Unless you plan to dig up all the bulbs and replace them with new plants (labor-intensive and expensive!), you're stuck with shabby and unsightly leaves.

Consider these points as you plan your bulb garden:

  • Think about what happens before and after the bulbs are in bloom, so you can team them up (called companion planting) with other kinds of plants to create the best effect.

  • Some bulbs increase and multiply over time. Expansion is fine if you have the space and want an informal, cottage garden, or naturalistic look. In limited space or in a precise, formal kind of garden, a problem results if the bulbs crowd their neighbors and blur your design.

  • You can use some bulbs on a “here and gone” basis. Treat them like annuals, enjoy them for one season’s display, and then discard them.

After you decide what effect you want, sketch out the area you plan to use for your garden, indicating which flowers go where.

In general, bulbs should occupy about 10 to 15 percent of the space in your flower beds and borders. That way, you won’t break the bank when you buy them or wear yourself out planting them. If the bulbs are intended for seasonal color, you won’t feel like a spendthrift when you discard them. And you can afford to replace them with annuals for another season’s interest.

Bulbs aren’t all the same in their likes and dislikes. Some like it sunny, others shady. Just because many prefer soil with good drainage doesn’t mean that they all do. Lots of bulbs actually prefer winter — or at least its edge — while others get frostbite if they freeze. Whatever your conditions, you can find bulbs that will work for you.

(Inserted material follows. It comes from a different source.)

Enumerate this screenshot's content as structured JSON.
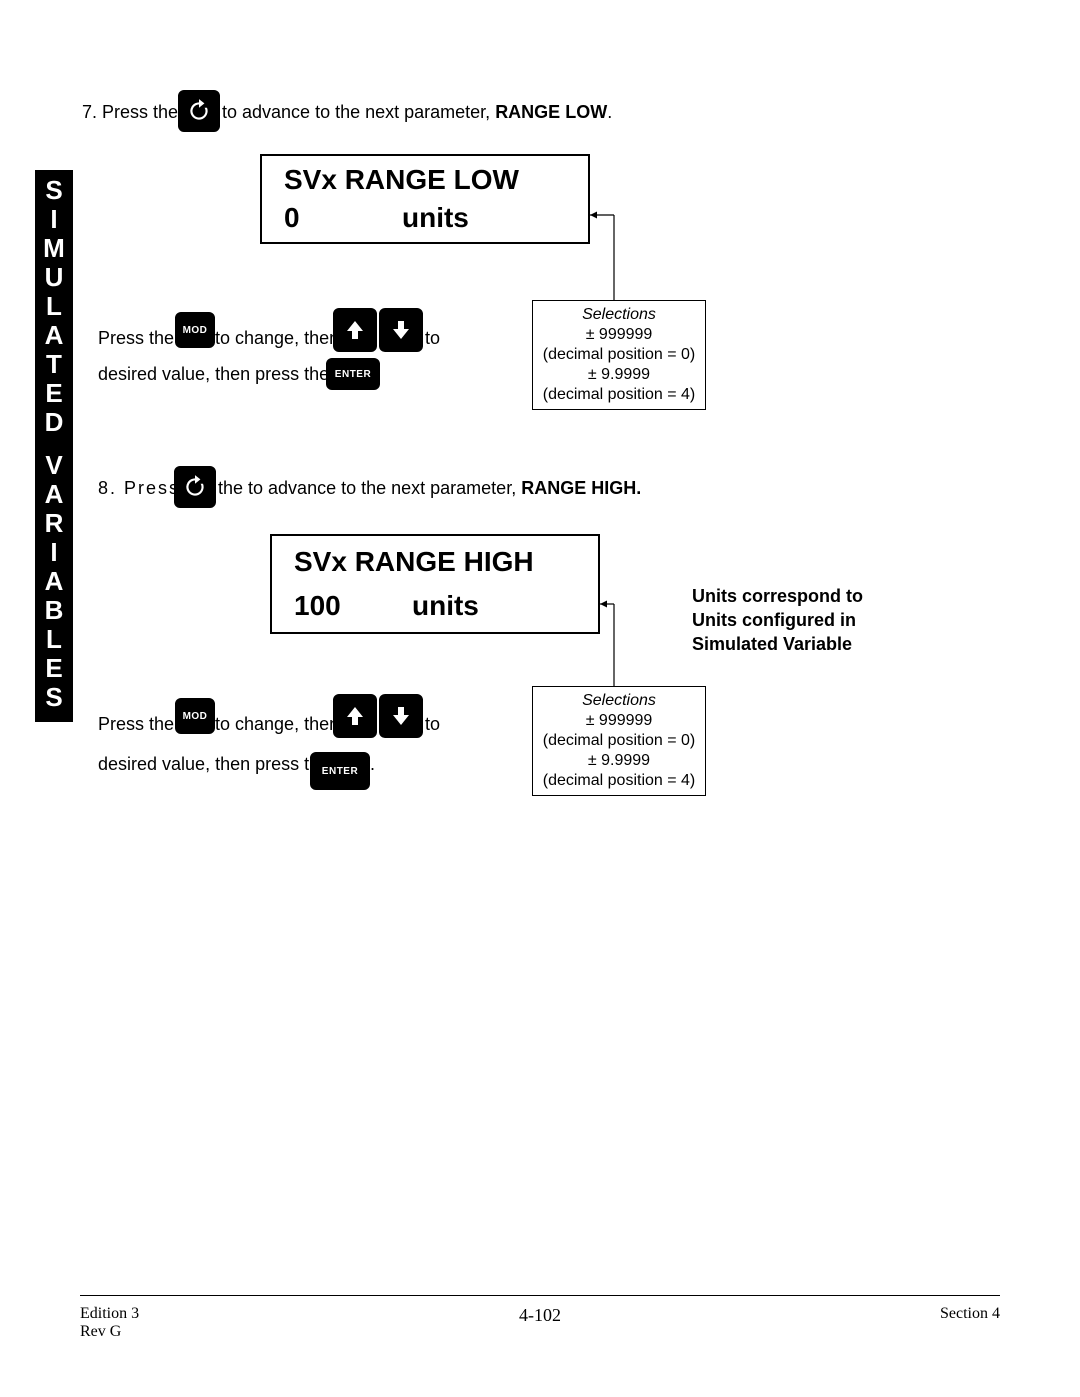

The bulbs you’re probably most familiar with — tulips, daffodils, crocuses, and so on — are winter-hardy plants that thrive in temperate regions of the world. They accept cold winter conditions and a milder growing season. Other bulbs come from places where winters stay on the mild side, and a regular extended dry period occurs. Knowing where various bulbs originate gives you a better idea about which ones will grow best for you. Or, if you really want to grow a certain bulb, you’ll know what you have to do to try to satisfy it.

If the bulbs are permanent inhabitants of their piece of ground, nearby you can plant perennials that have spreading leaves to easily disguise the bulbs’ aging foliage. Rather than the mainstay of the flower border, think of year-round bulbs as a permanent addition to the perennials you grow there, just as annuals and tender bulbs are temporary ones.